I rewrite code written in Matlab for Python and I can´t resolve correctly the fit function in Python. Code in Matlab:
y = *Array 361x1*;
x = *Array 361x1*;
y1 = *Single value 1x1*;
x1 = *Single value 1x1*;
fo = fitoptions('Method','NonlinearLeastSquares','Lower',[-Inf,-Inf],'Upper',[Inf, Inf],'Startpoint',[0.0,0.0]);
ft = fittype( @(A,B, x) A.*x.^2 + B.*x + y1 - A.*x1.^2 - B.*x1, 'independent','x','dependent','y','options',fo);
[fitobject,gof,out] = fit(x,y,ft);
A = fitobject.A;
B = fitobject.B;
I tried the solution in Python through Scipy Least Squares and based on this article. I wrote the following code:
ft = least_squares(lambda coeffs: coeffs[0]*x**2 + coeffs[1]*x + y1 - coeffs[0]*x1**2 - coeffs[1]*x1, [0, 0], bounds=([-np.inf, -np.inf], [np.inf, np.inf]))
print(ft('x'))
Obviously it is not correct (array y is not considered in Python code) and I get different values for coefficients A and B. I´ve already tried difrferent functions like curve%fit, etc. But with no result...

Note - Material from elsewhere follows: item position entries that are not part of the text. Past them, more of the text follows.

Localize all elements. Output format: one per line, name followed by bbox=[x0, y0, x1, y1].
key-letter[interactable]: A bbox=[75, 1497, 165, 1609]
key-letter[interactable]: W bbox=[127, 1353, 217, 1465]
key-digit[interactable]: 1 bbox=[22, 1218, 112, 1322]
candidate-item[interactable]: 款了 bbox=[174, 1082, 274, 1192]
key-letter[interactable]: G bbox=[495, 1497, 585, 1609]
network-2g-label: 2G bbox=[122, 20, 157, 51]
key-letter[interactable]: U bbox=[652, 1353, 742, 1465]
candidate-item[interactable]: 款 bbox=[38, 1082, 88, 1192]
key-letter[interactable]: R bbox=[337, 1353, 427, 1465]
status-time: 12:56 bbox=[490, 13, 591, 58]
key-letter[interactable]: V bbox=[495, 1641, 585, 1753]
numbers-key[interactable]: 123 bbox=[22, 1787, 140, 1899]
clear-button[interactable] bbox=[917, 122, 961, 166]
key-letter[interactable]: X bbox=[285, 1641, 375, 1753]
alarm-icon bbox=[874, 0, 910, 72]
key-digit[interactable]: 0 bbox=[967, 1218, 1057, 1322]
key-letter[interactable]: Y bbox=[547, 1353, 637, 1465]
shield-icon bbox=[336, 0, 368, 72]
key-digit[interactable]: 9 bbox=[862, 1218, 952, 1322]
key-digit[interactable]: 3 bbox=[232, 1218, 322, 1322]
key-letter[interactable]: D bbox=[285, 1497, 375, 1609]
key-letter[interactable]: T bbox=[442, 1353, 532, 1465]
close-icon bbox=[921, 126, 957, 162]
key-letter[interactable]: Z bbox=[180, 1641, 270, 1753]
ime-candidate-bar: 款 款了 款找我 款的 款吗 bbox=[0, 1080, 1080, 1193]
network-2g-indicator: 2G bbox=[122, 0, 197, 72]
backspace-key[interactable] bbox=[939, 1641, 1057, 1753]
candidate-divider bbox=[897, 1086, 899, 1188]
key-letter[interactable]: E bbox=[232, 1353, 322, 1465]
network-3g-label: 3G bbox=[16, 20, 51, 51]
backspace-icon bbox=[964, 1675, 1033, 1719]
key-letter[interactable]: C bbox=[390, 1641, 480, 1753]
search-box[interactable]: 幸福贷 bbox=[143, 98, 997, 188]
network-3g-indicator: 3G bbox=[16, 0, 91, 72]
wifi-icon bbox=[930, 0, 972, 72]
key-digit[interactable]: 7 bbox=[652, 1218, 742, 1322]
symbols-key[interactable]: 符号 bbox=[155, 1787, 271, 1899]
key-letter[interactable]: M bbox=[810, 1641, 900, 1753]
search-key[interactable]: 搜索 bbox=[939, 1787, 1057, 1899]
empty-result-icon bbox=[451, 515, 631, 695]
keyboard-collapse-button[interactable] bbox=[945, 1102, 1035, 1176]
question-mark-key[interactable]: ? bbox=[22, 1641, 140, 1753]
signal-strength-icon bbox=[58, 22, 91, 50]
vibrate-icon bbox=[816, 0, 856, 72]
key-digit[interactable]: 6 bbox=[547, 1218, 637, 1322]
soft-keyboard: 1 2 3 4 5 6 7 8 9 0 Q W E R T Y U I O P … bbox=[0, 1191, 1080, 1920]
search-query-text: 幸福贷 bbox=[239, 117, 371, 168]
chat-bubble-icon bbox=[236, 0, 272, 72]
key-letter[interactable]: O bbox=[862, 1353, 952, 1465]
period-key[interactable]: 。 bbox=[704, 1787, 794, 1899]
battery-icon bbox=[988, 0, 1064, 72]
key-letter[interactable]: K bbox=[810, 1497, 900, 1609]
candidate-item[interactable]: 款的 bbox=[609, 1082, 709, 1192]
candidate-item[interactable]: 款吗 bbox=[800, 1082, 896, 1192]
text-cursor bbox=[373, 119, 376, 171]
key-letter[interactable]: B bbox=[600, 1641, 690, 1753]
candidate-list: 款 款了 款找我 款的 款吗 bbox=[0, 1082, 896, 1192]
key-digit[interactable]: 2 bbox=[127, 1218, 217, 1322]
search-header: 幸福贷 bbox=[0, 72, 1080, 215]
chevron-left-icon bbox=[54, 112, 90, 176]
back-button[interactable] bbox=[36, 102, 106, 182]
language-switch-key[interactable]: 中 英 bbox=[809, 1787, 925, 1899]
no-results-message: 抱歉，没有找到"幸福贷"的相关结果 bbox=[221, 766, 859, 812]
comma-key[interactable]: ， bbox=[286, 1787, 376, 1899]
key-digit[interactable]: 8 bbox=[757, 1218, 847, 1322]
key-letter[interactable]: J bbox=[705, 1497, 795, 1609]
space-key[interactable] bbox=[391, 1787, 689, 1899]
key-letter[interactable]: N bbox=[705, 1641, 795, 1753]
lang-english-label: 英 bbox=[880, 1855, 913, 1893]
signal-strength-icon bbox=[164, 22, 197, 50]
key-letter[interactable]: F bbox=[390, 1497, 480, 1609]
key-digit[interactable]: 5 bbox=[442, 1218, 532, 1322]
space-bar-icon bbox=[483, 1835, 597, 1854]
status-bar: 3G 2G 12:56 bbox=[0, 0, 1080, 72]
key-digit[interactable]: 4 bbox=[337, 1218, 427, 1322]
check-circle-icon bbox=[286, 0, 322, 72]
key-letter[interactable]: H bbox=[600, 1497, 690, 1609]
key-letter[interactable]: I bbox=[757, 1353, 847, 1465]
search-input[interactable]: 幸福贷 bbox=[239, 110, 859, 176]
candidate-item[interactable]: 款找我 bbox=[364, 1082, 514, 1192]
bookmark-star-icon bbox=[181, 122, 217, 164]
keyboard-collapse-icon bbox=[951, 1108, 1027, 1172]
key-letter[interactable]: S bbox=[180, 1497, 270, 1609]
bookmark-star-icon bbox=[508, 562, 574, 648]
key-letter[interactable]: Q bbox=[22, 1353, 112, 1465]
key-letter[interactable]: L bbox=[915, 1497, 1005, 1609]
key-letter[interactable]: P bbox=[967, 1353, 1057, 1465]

You could use scipy.optimize's curve_fit. Assuming x and y are numpy.ndarrays containing the data:
from scipy.optimize import curve_fit
def fitme(x, *coeffs_and_args):
A, B, x1, y1 = coeffs_and_args
return A*x**2 + B*x + y1 - A*x1**2 - B*x1
popt, pcov = curve_fit(lambda x, A, B: fitme(x, A, B, x1, y1), x, y)
Then the array popt contains the optimal values for the parameters and pcov the estimated covariance of popt.